MassChallenge is open to any early-stage entrepreneurs, be they in software or hardware. What all teams must have, Harthorne says, is a good plan, the willingness to work their butts off, and to be lucky. The competition helps, too. “You can genuinely hurt a startup by being too easy on them.”

Electronics engineers take note: MassChallenge is in the business of helping startups, not hurting them. We may take our iPhones and Bose speakers for granted today, but every company started with an inventor and an idea. MassChallenge has created a pathway for the next Steve Jobs or Amar Bose to turn their vision for a better tomorrow into reality. That’s an exciting path to be on.


Exciting Times

“Our industry has gotten (expletive) boring. We need to make it exciting.” So says Rich Breault, president of Lightspeed Manufacturing, the CIRCUITS ASSEMBLY EMS Company of the Year.

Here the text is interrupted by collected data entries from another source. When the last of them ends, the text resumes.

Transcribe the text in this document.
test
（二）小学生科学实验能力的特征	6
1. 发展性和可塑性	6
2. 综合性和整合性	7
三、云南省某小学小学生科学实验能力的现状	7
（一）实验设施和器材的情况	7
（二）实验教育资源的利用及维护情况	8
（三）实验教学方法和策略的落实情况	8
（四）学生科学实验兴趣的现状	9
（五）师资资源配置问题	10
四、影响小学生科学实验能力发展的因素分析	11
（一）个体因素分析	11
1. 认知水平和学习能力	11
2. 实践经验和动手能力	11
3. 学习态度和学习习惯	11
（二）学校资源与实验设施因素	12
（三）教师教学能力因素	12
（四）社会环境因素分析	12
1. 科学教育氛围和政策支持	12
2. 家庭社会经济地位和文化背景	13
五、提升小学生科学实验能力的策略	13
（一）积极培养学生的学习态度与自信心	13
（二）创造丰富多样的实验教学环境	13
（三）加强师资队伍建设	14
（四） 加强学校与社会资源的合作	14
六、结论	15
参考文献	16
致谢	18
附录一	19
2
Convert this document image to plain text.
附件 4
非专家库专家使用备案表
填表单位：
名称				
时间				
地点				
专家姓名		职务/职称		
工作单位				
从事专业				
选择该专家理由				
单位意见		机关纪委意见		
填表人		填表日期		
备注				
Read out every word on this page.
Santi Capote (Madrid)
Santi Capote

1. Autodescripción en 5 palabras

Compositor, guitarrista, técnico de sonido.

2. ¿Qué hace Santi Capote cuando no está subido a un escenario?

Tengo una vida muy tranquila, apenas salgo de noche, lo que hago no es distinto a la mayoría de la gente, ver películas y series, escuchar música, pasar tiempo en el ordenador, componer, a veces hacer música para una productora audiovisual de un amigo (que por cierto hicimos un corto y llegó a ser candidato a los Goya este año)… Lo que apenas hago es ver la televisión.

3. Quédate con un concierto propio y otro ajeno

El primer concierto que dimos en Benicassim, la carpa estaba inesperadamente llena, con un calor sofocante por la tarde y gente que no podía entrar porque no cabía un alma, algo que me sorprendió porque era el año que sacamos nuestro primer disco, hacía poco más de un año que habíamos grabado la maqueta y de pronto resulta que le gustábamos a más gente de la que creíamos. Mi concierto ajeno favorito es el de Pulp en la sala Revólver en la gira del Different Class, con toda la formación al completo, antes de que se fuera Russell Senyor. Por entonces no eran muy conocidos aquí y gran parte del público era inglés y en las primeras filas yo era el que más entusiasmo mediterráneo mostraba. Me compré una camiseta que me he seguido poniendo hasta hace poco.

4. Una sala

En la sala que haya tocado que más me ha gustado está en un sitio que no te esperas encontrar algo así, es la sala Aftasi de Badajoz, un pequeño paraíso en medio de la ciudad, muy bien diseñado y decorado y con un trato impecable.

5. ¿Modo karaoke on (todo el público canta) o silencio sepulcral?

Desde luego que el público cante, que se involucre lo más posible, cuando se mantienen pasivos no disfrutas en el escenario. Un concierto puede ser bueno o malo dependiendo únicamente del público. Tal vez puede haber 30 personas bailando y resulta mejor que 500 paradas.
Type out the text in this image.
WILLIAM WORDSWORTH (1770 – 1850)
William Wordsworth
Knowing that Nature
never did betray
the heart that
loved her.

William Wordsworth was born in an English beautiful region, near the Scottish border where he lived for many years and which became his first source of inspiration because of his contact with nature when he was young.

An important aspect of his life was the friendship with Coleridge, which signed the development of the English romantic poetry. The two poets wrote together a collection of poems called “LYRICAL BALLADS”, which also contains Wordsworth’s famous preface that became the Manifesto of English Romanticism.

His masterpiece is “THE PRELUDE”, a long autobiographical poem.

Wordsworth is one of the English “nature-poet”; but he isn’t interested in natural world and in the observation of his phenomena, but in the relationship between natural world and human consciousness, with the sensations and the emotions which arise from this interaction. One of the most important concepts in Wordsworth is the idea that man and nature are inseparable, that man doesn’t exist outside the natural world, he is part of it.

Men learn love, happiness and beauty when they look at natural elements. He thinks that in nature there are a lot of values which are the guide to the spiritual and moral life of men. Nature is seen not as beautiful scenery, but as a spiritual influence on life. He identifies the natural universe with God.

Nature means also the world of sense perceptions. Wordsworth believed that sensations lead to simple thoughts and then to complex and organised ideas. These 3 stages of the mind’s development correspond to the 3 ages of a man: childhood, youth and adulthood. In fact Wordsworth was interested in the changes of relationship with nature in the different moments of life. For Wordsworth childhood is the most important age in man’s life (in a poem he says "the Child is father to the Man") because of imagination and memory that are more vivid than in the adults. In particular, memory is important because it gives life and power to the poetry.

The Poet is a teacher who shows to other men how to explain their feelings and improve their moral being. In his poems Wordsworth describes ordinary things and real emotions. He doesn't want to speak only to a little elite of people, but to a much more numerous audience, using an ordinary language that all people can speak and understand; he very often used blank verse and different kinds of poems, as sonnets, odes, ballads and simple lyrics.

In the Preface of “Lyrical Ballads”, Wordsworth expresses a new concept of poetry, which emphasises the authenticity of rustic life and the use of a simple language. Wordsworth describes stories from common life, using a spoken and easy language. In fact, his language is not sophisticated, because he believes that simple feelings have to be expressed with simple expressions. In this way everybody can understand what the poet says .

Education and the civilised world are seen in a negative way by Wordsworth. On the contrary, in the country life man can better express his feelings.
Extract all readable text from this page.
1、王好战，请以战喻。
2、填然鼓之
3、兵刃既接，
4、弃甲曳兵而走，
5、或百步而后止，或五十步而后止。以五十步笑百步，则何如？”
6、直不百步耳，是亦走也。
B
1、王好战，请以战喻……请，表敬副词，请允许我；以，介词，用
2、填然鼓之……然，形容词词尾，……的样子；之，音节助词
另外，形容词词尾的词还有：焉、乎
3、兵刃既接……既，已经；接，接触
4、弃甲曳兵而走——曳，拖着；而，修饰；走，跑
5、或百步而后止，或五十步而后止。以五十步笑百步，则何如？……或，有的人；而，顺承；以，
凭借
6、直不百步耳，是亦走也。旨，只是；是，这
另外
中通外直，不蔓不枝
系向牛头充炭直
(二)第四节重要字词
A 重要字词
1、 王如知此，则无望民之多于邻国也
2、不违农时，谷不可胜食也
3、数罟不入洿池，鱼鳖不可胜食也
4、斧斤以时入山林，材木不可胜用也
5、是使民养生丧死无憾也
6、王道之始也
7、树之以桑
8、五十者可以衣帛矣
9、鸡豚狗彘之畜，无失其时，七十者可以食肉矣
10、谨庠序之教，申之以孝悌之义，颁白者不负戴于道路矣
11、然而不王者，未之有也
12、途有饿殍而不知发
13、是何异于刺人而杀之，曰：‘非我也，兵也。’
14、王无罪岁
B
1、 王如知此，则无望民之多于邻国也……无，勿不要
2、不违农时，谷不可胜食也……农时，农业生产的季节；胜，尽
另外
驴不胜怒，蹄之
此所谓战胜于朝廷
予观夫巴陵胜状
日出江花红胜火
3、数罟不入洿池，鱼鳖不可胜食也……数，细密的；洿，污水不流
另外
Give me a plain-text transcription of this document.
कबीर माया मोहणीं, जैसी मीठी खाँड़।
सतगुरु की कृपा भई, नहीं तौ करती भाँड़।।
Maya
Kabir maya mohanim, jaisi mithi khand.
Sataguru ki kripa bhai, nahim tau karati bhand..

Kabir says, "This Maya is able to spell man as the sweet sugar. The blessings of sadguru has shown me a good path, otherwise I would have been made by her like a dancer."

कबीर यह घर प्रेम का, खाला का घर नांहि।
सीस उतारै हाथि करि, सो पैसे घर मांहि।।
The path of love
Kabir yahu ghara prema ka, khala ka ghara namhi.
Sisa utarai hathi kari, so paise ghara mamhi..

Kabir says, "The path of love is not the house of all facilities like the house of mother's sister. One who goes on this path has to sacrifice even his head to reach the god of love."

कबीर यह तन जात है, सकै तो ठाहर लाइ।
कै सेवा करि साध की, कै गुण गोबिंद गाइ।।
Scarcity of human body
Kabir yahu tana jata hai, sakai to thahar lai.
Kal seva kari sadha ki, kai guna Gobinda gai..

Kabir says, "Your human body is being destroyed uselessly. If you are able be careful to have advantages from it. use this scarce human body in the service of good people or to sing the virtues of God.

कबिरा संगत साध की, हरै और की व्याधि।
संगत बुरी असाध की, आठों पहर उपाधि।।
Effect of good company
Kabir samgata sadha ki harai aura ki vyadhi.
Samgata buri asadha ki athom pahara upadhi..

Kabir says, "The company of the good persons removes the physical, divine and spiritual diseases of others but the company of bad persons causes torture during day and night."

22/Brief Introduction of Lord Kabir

Breault’s frankness belies the serene landscape inside One Marina Park Drive, where engineers and innovators are quietly plugging away at their cubes. A few take up a game of Ping Pong, while others mill in small groups of two or three, comparing notes like college students in a library, which some still are, it should be noted.
Breault began teaming with MassChallenge two years ago. In 2012, Lightspeed put a small lab inside the Boston accelerator’s headquarters. The EMS firm provides onsite assembly help, aided by a collection of software (Solidworks and AutoCAD) and hardware tools (soldering irons, a Sciencescope meter, and a Formlabs 3D printer). When MassChallenge relocates next year to another site nearby, Breault plans to expand his operation to include a full SMT line, including a pair of Quad placement machines building prototypes, a drill press and belt sander for mockups, and a full-time staffer to run the Lightspeed “Answer Desk.”

Lightspeed’s involvement has led the EMS firm to Bounce Imaging, on whose board Breault now sits. Struck and dismayed by the aftermath of the Haiti earthquake in 2010, when responders could not get quickly to the hundreds of thousands of victims, Bounce founder Francisco Aguilar conceived a low-cost camera for first responders that can be used without special training. Aided by Breault’s manufacturing help, the company’s device, named Explorer, won $50,000 in the 2012 MassChallenge.

With the Explorer, Aguilar sees a huge potential market for police and firefighters who on a daily basis experience the same basic problems, if to a different degree. And since then, Lightspeed has picked up three additional customers via the MassChallenge.